La gestione complessa di questa realtà è resa ancor più difficoltosa dal fatto che è instabile una variabile chiave: il management. La sequenza di continui cambi al vertice ha reso sempre più il comitato esecutivo “ostaggio” dei rappresentanti della Fininvest, con ovvie conseguenze in termini di conflitto di interessi e limiti all’operatività. E i riflessi potrebbero vedersi a breve con le stesse decisioni inerenti il portale Jumpy (controllato dalla Fininvest), il cui avvicinamento (a qualunque titolo) a Mediaset potrebbe tradursi più in una ripartizione di oneri che in un’opportunità di collaborazione per la sussidiaria.
E poi, la cronaca recente ce lo ricorda, c’è il capitolo della partecipazione acquisita nelle società di telefonia (a fronte del mancato incremento promesso dal 40% al 45% in Tele5): anche se non si sa di preciso quanto e in quali (i sospetti vertono su uno o più titoli della filiera Colaninno). Una sola cosa è certa: dato il periodo in cui sono state rilevate le partecipazioni (seconda parte del 2000) il valore dell’investimento si è ridimensionato di 10 miliardi di lire (risultato ben diverso dalla plusvalenza che Fininvest riuscì a generare sulle stesse società).
Nonostante si parli di sostegno nell’acquisizione di partner fedeli, come Kirch e il mogul dei media Rupert Murdoch, difficilmente si può per ora andare oltre l’ipotesi di investimento finanziario (la filiera vale più di €164 milioni).

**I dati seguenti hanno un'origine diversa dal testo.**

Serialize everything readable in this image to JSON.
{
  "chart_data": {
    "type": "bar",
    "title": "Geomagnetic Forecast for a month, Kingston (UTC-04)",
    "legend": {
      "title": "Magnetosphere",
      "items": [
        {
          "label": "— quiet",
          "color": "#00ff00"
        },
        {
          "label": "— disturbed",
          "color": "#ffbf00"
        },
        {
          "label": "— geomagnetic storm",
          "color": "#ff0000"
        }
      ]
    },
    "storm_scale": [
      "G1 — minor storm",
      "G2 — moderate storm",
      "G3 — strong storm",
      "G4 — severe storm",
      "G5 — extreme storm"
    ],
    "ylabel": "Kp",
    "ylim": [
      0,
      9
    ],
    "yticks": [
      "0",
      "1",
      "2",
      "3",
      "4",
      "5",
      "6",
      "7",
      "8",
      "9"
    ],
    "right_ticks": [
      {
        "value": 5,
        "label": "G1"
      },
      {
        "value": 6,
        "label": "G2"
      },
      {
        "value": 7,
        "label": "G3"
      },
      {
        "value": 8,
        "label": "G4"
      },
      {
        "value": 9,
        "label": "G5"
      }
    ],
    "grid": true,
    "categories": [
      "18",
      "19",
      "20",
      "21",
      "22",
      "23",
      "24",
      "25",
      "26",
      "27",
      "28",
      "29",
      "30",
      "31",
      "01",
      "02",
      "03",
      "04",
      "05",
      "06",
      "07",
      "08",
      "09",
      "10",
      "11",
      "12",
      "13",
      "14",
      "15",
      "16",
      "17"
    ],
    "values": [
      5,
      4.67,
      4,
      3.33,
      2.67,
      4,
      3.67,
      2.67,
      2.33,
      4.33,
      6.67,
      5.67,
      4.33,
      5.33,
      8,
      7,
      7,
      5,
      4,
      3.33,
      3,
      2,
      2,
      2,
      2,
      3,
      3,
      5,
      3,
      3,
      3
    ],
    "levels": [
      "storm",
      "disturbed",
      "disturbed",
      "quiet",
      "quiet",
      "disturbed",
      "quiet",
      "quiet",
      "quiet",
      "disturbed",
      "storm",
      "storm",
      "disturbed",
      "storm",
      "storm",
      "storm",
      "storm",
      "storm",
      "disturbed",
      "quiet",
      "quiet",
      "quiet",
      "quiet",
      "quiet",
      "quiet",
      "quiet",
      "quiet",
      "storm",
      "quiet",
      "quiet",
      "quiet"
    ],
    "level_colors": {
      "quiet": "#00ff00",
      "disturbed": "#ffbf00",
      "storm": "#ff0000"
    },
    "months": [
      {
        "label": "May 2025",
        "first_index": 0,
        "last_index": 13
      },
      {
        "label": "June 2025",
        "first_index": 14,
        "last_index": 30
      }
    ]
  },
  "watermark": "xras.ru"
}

Ma Mediaset ha parlato di una scelta strategica per cogliere le opportunità legate all’approvazione delle norme sulla tv digitale terrestre e per sfruttare la convergenza tra tv, internet e tlc (dato che le altre due partecipazioni nella telefonia – Blu e Albacom – si ridurranno, l’una per dismissione e l’altra per la quotazione sul mercato).
Tuttavia, è riconosciuto che Mediaset abbia la pecca della strategia Internet meno sviluppata tra i competitor europei e secondo molti il passo è tardivo per cogliere le opportunità di creare valore per gli azionisti attraverso le sinergie di marchio, contenuto e potere promozionale in ambiente online.
Con un core business atteso in rallentamento dai valori del 14-15% del 2000 e con una crescita per gennaio della raccolta pubblicitaria inferiore alla media di mercato (+6,1% contro +7,5%), il titolo forse ha poche giustificazioni per il suo ancora persistente premio sui competitor europei; che anzi dovrebbe essere un segnale che la “svalutazione” non è ancora conclusa. Del resto, se anche colossi come l’americana Aol-Time Warner sono in difficoltà, perché gli investitori dovrebbero essere disposti a pagare un prezzo che in rapporto ai multipli la pone ancora in zona rischio, senza che questo corrisponda a una reale sovraperformance in termini di crescita e redditività?
*Donatella Principe è responsabile della ricerca economica presso il centro studi del Gruppo Banca Popolare di Vicenza.